There’s been a trend in internet marketing now for quite some time and that’s to make pages longer – more words, maybe more pictures or videos to break them up.
It’s something I think is well worth doing. Various bits of research including my own very ad-hoc peeks at the pages that show up near the top of the results strongly suggest that longer pages show a greater tendency to appear near the top of the search results. In turn, that’s likely to generate more traffic for those pages.
But is that the only way to go?
What if you struggle to put together 1,000 coherent words let along five times as many?
That’s something that’s been puzzling me for a while now.
Partly because when I’m asked about something to do with internet marketing, my usual answer is that there’s no single correct answer.
Could that be the same for page length?
Almost certainly the answer is yes.
I’ve been reading a book by Ryan Holliday called Trust Me, I’m Lying.
One of the things Ryan talks about is the length of posts on sites like Huffington Post. He says their staff writers are asked to keep the posts short. The book was written a few years ago so I thought I’d check whether the post length is still short. I checked a fairly random sample from their front page and got word counts anything from a couple of hundred words through to just short of 1,000.

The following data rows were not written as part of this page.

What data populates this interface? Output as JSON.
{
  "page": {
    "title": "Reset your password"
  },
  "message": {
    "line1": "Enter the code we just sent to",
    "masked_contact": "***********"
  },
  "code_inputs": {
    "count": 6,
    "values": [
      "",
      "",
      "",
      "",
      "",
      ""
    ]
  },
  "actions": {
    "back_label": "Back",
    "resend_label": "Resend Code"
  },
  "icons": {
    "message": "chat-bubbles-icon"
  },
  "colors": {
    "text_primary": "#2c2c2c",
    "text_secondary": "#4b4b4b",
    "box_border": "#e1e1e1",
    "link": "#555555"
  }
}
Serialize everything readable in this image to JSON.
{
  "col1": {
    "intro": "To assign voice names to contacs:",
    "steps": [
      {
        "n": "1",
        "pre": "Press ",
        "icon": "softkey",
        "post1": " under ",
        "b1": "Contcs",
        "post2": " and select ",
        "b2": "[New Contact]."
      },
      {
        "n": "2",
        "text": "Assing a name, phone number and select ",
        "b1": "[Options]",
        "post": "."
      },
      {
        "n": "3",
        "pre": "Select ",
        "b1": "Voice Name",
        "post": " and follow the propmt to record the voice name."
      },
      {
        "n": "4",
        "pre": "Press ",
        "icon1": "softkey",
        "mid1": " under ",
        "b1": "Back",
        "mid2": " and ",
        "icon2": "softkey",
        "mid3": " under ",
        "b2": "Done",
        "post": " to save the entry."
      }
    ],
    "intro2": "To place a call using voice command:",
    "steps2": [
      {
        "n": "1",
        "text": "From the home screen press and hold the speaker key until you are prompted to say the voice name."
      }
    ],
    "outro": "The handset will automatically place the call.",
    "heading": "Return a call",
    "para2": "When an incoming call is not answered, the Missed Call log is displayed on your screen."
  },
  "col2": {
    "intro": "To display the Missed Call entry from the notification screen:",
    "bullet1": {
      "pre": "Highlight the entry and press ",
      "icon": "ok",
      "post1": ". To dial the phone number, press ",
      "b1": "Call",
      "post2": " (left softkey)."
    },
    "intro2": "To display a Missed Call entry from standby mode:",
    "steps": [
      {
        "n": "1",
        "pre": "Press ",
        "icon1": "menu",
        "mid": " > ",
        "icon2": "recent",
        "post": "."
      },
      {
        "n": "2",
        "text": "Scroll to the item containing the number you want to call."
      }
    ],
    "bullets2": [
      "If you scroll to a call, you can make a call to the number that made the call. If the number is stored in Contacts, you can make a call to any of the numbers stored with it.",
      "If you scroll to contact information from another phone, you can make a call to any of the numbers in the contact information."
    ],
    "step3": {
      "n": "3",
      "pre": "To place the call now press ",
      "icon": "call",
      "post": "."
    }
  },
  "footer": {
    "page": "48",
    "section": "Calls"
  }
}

But most were in the region of 400 to 500 words – the kind of length where EzineArticles don’t allow you to have a large resource box as they like to encourage you to write more.
Then I came across a post in an SEO round-up that talked about content length.
The analysis took into account word count and the number of times articles were shared.
And – as I suppose I should have realised a long time ago – there’s no simple answer.
But once you get to the stage of one long post (upwards of 3,000 words) compared with three shorter posts that – between them – come to roughly the same total length then the shorter posts win in terms of being shared on social networks.
Maybe that’s our time pressured short attention span.
Maybe it’s because the people who Tweet or share on Facebook and elsewhere don’t read long posts as much as they do shorter ones, then they follow their friends who are doing the same and it turns into a virtuous circle.
I’m sure there’ll be debate about that for a long time to come.
And studies will show whatever the person studying set out to show, much the same as research in other areas of life.
But what does it really mean?
Essentially, it means that if you like writing lots of content, keep doing that.
But if you prefer writing shorter pieces of content and hitting the publish button, go for that instead.
For me, it probably means mixing and matching.
I’ll probably do more short posts like this one (which will likely turn out to be around 700 words long judging by the word count I’m being shown) and a few longer posts that go into more depth and that I link from these shorter items so that anyone who wants to read more can do so.
It will be interesting to see what happens.
I already know from other tests that Google likes regularly updated content – my sites get crawled more regularly if they’re updated regularly – so it’s likely that the new, shorter, content will get crawled faster because the site is being updated more often.
Where it gets placed in the search results is in the lap of the gods. But it could be that a sub-thousand word article doesn’t stray from the point as often and maybe gets put a bit higher up the search results for the long tail keywords it’s aiming it.
Time will tell.
But in the meantime it means that so long as you’re adding new content to your website on a reasonably regular basis, you’re probably going to get more attention from your regular readers and the search engines.